Friday, June 5th, 2015
6:00 – 9:30 pm / Minnesota Opera Center
map of Twin Cities Club "Choice(s)" Production and Talk Back

620 1st St N, Minneapolis, MN 55401

Come participate in a pre-show talk back with new playwright Sophie Siegel-Warren '13 before the opening performance of Choice(s). Choice(s) started as Sophie's senior comps project at Carleton and is now making its professional debut!

The pre-show talk back will begin at 6:00 p.m., with the show starting at 7:30 p.m.
Tickets are free, but you must reserve your spot online here.

Tickets are available to print at home or pick up at will call.

Questions? Contact Sophie Siegel-Warren '13.

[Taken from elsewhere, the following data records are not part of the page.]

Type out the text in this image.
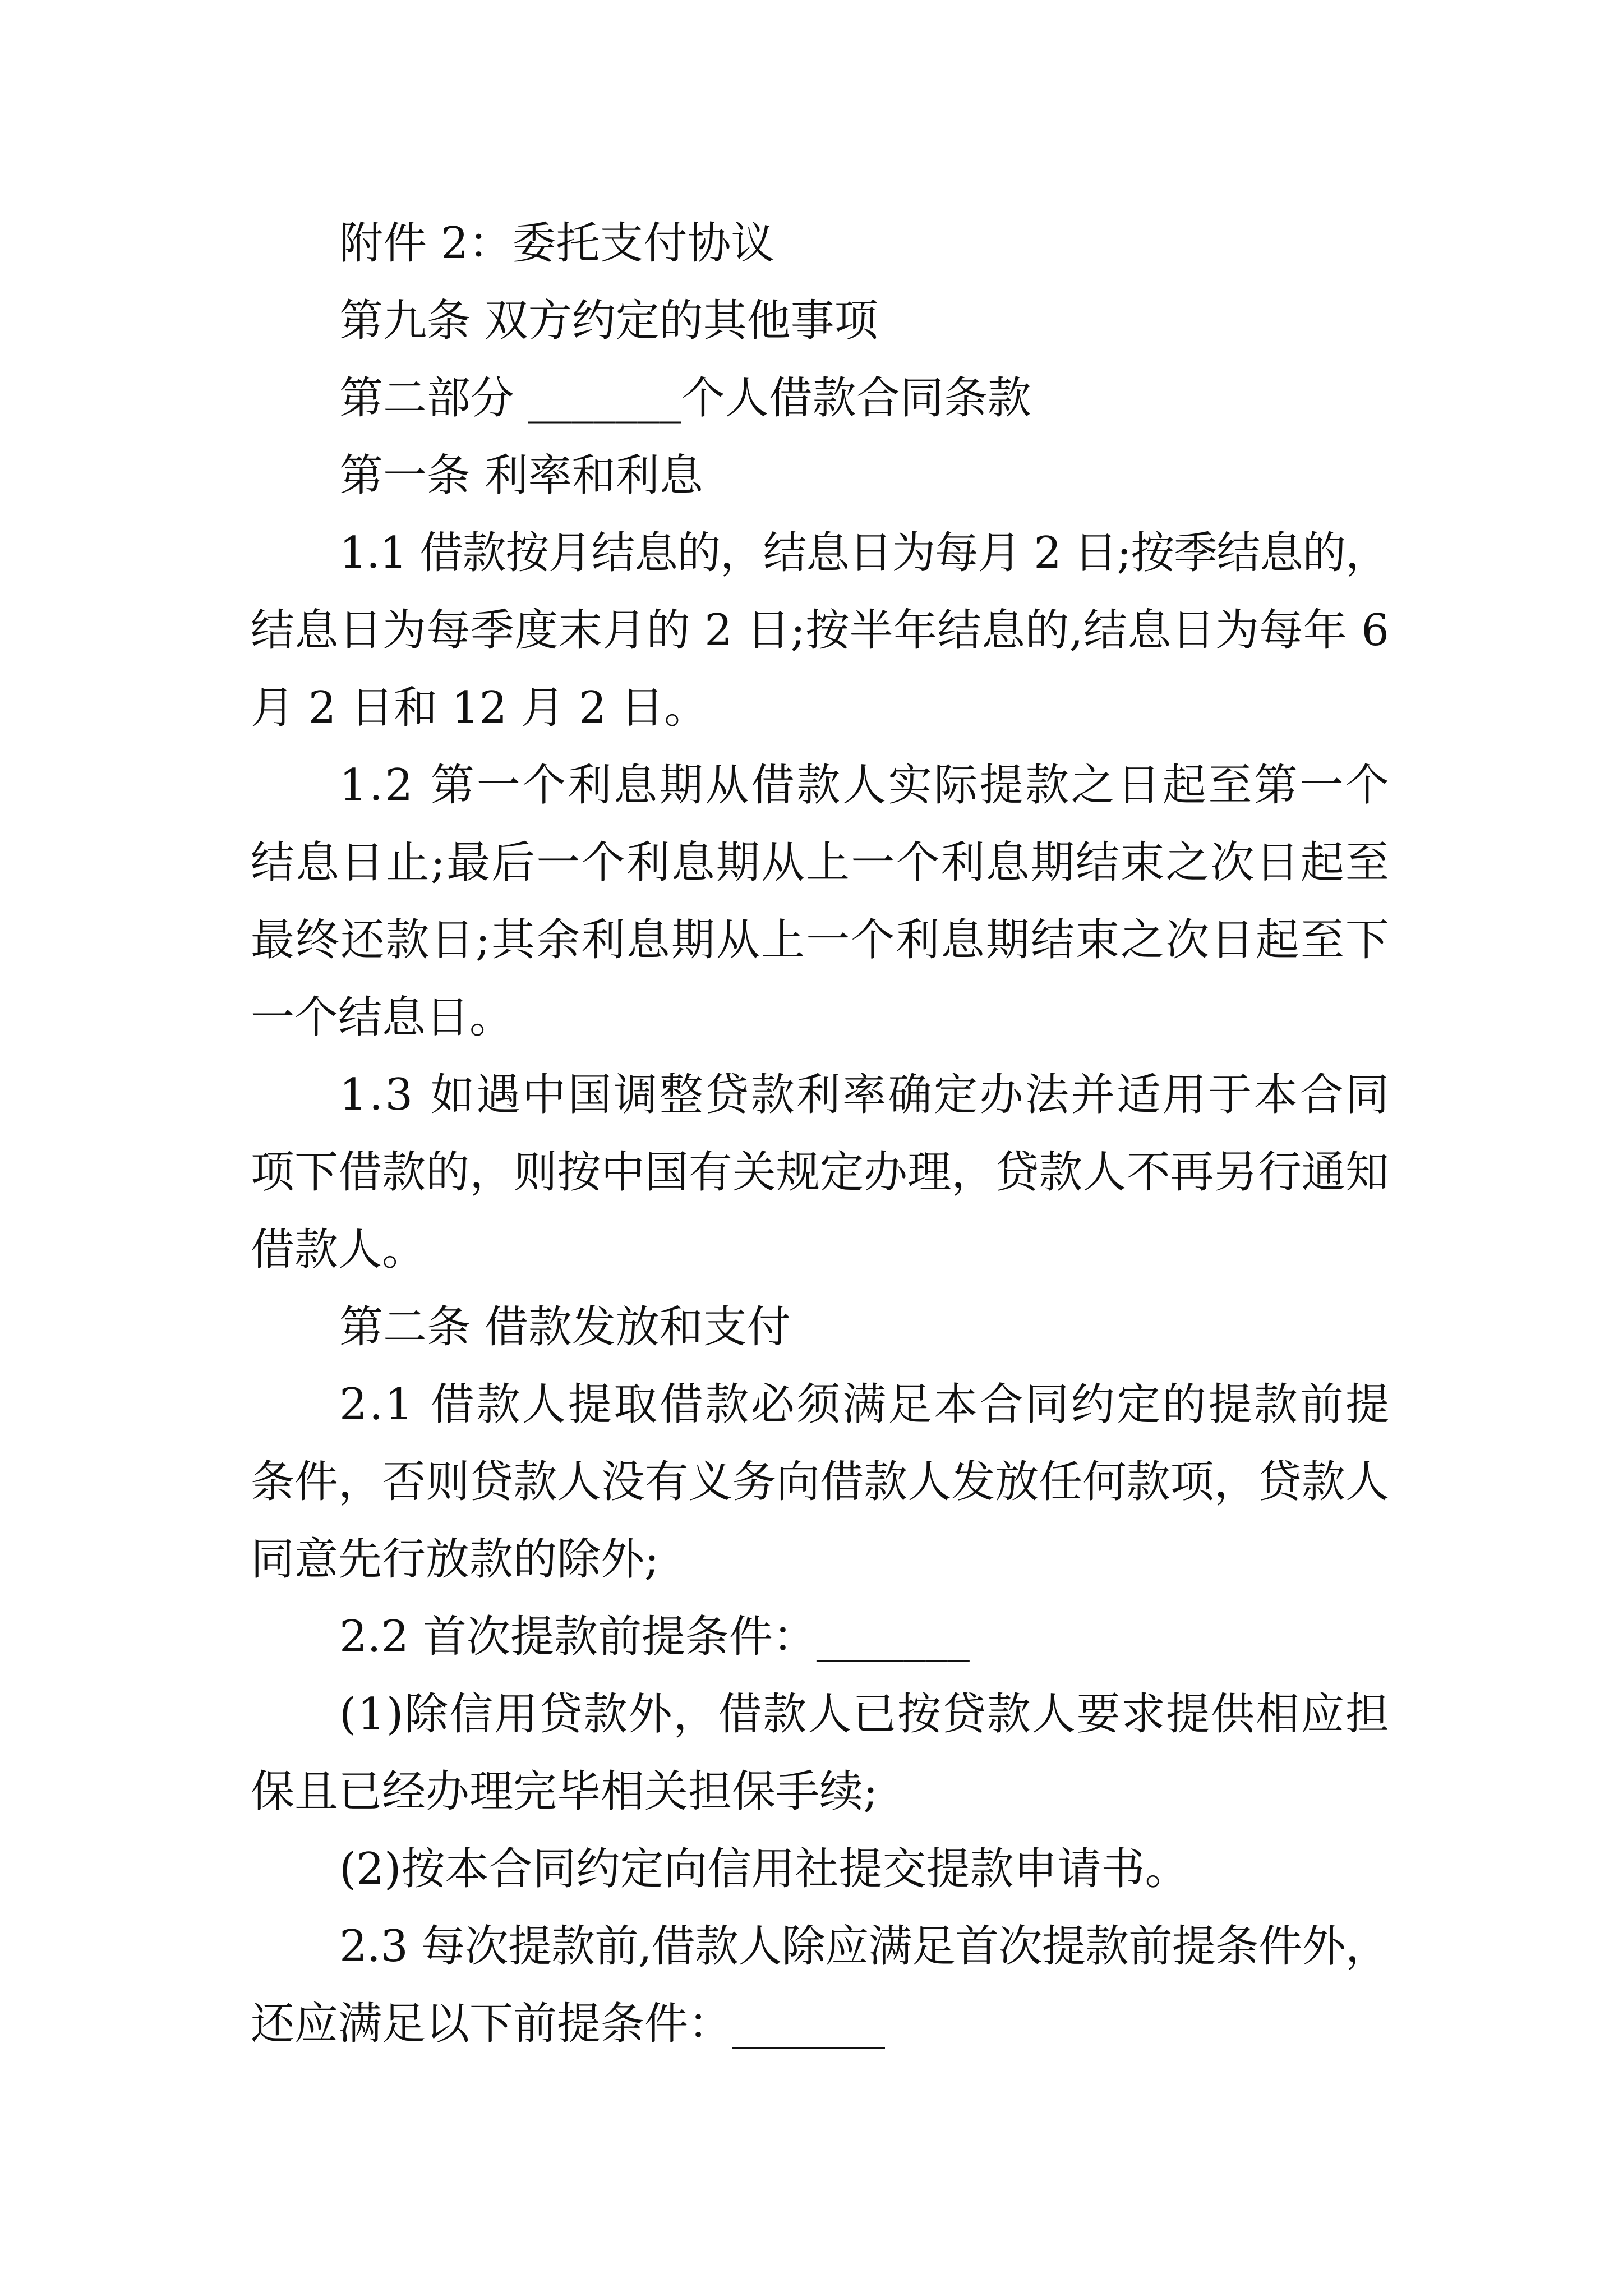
附件 2：委托支付协议
第九条 双方约定的其他事项
第二部分 _______个人借款合同条款
第一条 利率和利息
1.1 借款按月结息的，结息日为每月 2 日;按季结息的，
结息日为每季度末月的 2 日;按半年结息的,结息日为每年 6
月 2 日和 12 月 2 日。
1.2 第一个利息期从借款人实际提款之日起至第一个
结息日止;最后一个利息期从上一个利息期结束之次日起至
最终还款日;其余利息期从上一个利息期结束之次日起至下
一个结息日。
1.3 如遇中国调整贷款利率确定办法并适用于本合同
项下借款的，则按中国有关规定办理，贷款人不再另行通知
借款人。
第二条 借款发放和支付
2.1 借款人提取借款必须满足本合同约定的提款前提
条件，否则贷款人没有义务向借款人发放任何款项，贷款人
同意先行放款的除外;
2.2 首次提款前提条件：_______
(1)除信用贷款外，借款人已按贷款人要求提供相应担
保且已经办理完毕相关担保手续;
(2)按本合同约定向信用社提交提款申请书。
2.3 每次提款前,借款人除应满足首次提款前提条件外，
还应满足以下前提条件：_______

More information about the show (and its controversial nature):

Abortion is a political battleground, but who are the casualties? Choice(s) tries to humanize both sides of this debate and expose it for what it is not: right vs. left, right vs. wrong, black vs. white, moral vs. immoral. Using real life narrative and Greek chorus inspired movement, Choice(s) will breathe, swell, and reflect on this topic of contention. 

This play was started as Sophie's comps project at Carleton and over the past two years it has continued to grow and develop, undergoing multiple readings and exhaustive revisions. Inspired by the work done by Anna Deavere Smith and Moises Kaufman, she reached out to over 50 people in the Northfield area and ended up conducting almost thirty interviews. The voices she collected for this project include a Catholic priest, a Methodist pastor, an Evangelical pastor, and the wife of a conservative Rabbi, student religious leaders of multiple Muslim and Catholic student organizations, an employee of a Crisis Pregnancy Center, a nurse who worked at an HIV clinic and a Planned Parenthood, an ethics professor, and a reproductive biologist. As she listened and transcribed, an incredibly rich conversation emerged from the words of each interviewee, who, without knowing it, responded directly to each other and engaged in a conversation that is long over due. 

Theater has the capacity to inspire, connect, and remind people. Political debate has the capacity to inflame, disappoint, and silence people. Nothing inspires more content and vitriol than the topic of abortion. By combining the fire of politics and the humanity of theatre, Choice(s) has the potential to shake us to our core.